В начале второй серии тоже есть сцена довольно неоднозначная: застывшие на земле тела убитых и одинокая фигура человека, ведущего под уздцы лошадь и насвистывающего «Марсельезу». Действительно - ассоциация с последними кадрами в фильме «Ватерлоо» Бонадарчука; может быть, ассоциация, нарочно вызываемая у зрителя, то есть уже аллюзия?.. И тот же смысл мне видится в «дыму Флерюса» - проблема цели и средств. Нет, это не «по головам пойду», а, наверное, бегство от самого себя, от воспоминания, созвучное драматическим отрывкам Пастернака и пьесе Роллана. На фронте ясно, где враг и где друг, и «фальшь», в которой Сен-Жюст сознается Фукье-Тенвилю, то есть ложь, обман, интрига - лишь военные, а это не обман уже, а военное искусство, маневр… А может быть, эти кадры задуманы, чтобы показать внутренний перелом? Сен-Жюст возвращается в Париж фактически противником продолжения террора… Вот что я могу предполагать.
Reply
Что мне кажется неудачным, так это обилие крупных планов в фильме. С ними надо быть аккуратней и гораздо экономней, сами киношники так считают. А сказанное Мартой о костюмах поддерживаю, но позволю себе продолжить. Как печальный опыт кинематографа показывает, можно напялить на актеров правильно сделанные костюмы, соответствующие эпохе, но они все равно останутся американскими культуристами или кассиршами, угодившими в Голливуд, в лучшем случае - они останутся Депардье или Орнеллой Мути, собственной персоной. Утраченные безвозвратно манеры, жесты, повседневную культуру быта восстановить в точности, разумеется, невозможно, но пытаться стоит. И не просто для того, чтоб картинка была достоверней и убедительней, но это тоже средство через внешнее войти в эпоху, погрузиться в нее умом… Мне кажется, всеобщая «театральность» XVIII века, в том смысле, о котором мы раньше подробно говорили, была достигнута как вполне осознанная цель в фильме. Может, для П.Александра она является отчасти и личным свойством - помнится, он фигурирует в эпизодической роли в «Жильце» Романа Полански, фильме приблизительно того же времени (1973?), но это не очень отчетливое воспоминание… Сен-Жюст-Александр словно всю жизнь только и носил кружевные манжеты и шляпу с перьями, да и остальные, видимо, неплохо себя чувствуют в париках, кюлотах и высоченных галстуках. Робеспьер делает много мелких нервных движений, одни повторяются, другие соответствуют одному только моменту (когда он делится с Сен-Жюстом проектами реорганизации Трибунала, не так пугают слова и выражение лица, как движения его худых пальцев. Точно щупальца).
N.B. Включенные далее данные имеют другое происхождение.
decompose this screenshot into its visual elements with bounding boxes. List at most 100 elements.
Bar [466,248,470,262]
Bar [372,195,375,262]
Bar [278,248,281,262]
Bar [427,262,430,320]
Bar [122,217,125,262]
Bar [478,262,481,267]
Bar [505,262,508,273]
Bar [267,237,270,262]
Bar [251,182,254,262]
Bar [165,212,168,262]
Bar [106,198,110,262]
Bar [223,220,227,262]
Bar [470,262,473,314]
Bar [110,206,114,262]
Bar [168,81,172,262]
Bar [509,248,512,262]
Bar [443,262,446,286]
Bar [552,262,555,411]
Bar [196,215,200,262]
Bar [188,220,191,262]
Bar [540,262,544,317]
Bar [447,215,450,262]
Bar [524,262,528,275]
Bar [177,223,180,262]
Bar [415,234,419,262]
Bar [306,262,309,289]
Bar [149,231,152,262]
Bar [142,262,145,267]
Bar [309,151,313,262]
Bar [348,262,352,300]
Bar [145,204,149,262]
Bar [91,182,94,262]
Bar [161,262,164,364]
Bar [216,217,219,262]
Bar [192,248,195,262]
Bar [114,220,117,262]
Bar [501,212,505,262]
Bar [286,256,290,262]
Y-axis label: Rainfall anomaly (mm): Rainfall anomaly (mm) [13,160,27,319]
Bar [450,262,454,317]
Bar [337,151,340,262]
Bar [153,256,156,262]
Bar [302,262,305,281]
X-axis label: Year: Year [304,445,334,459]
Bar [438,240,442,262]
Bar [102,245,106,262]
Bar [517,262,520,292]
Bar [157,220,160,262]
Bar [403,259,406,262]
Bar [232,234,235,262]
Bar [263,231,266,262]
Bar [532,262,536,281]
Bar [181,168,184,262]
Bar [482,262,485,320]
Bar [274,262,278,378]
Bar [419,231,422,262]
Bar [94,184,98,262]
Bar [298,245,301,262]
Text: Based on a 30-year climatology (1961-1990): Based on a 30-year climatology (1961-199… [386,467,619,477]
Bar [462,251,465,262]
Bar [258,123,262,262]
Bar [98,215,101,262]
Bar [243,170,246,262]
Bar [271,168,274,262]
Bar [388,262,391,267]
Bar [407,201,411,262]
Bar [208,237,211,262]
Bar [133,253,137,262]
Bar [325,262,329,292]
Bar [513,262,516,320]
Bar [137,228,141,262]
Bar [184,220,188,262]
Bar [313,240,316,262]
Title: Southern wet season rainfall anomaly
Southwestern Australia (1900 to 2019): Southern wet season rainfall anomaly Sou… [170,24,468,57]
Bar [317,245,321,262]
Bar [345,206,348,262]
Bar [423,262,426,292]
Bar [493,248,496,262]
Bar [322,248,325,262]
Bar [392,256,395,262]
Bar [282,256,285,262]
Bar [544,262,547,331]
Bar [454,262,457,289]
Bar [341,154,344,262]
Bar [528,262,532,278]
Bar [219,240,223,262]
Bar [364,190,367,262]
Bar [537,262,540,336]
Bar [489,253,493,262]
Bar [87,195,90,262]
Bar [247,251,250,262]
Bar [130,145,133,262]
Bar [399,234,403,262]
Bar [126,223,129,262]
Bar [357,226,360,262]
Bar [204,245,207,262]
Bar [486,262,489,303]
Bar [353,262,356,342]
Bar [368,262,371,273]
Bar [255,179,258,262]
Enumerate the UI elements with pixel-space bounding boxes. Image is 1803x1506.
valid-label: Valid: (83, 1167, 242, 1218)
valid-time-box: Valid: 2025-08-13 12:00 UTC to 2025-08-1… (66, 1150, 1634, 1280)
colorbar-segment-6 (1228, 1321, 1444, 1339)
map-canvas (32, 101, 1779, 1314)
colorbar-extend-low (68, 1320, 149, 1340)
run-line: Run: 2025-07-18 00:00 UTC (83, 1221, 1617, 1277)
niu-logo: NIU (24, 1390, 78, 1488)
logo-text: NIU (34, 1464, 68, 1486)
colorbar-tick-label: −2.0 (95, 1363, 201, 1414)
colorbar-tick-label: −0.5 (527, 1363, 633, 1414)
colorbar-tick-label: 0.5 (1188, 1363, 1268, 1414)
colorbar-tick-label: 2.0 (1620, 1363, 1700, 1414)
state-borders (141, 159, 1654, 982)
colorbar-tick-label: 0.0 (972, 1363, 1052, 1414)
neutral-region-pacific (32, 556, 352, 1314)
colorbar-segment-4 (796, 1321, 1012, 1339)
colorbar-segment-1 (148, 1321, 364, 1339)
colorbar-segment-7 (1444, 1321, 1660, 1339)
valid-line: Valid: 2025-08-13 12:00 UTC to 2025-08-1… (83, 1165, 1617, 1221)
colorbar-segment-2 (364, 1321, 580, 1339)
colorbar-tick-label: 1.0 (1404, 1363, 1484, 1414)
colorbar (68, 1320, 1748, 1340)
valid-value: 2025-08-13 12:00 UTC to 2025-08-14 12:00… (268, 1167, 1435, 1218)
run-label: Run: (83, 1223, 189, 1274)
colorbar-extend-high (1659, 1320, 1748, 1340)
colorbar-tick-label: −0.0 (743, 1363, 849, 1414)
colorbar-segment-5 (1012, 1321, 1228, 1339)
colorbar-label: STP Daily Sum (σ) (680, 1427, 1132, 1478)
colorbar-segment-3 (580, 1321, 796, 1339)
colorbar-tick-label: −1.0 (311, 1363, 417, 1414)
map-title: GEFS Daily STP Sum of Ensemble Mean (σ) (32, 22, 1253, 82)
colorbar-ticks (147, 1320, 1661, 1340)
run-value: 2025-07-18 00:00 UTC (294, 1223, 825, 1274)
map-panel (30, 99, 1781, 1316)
Он не яркий, не впечатляющий, этот фильм. И не информативный: кто не знает, тот не поймет, а кто и так знает, не найдет каких-то «откровений». И все же, чем больше вглядываешься, тем больше любопытных деталей обнаруживается. Может быть, общее впечатление ослабевает именно из-за насыщенности? Из-за равноправности почти всех сцен и эпизодов - выделить тут завязку, кульминацию, развязку, обрамление, «симметричные сцены», как у Вайды, довольно трудно. Впрочем, это уже проблемы кинематографа.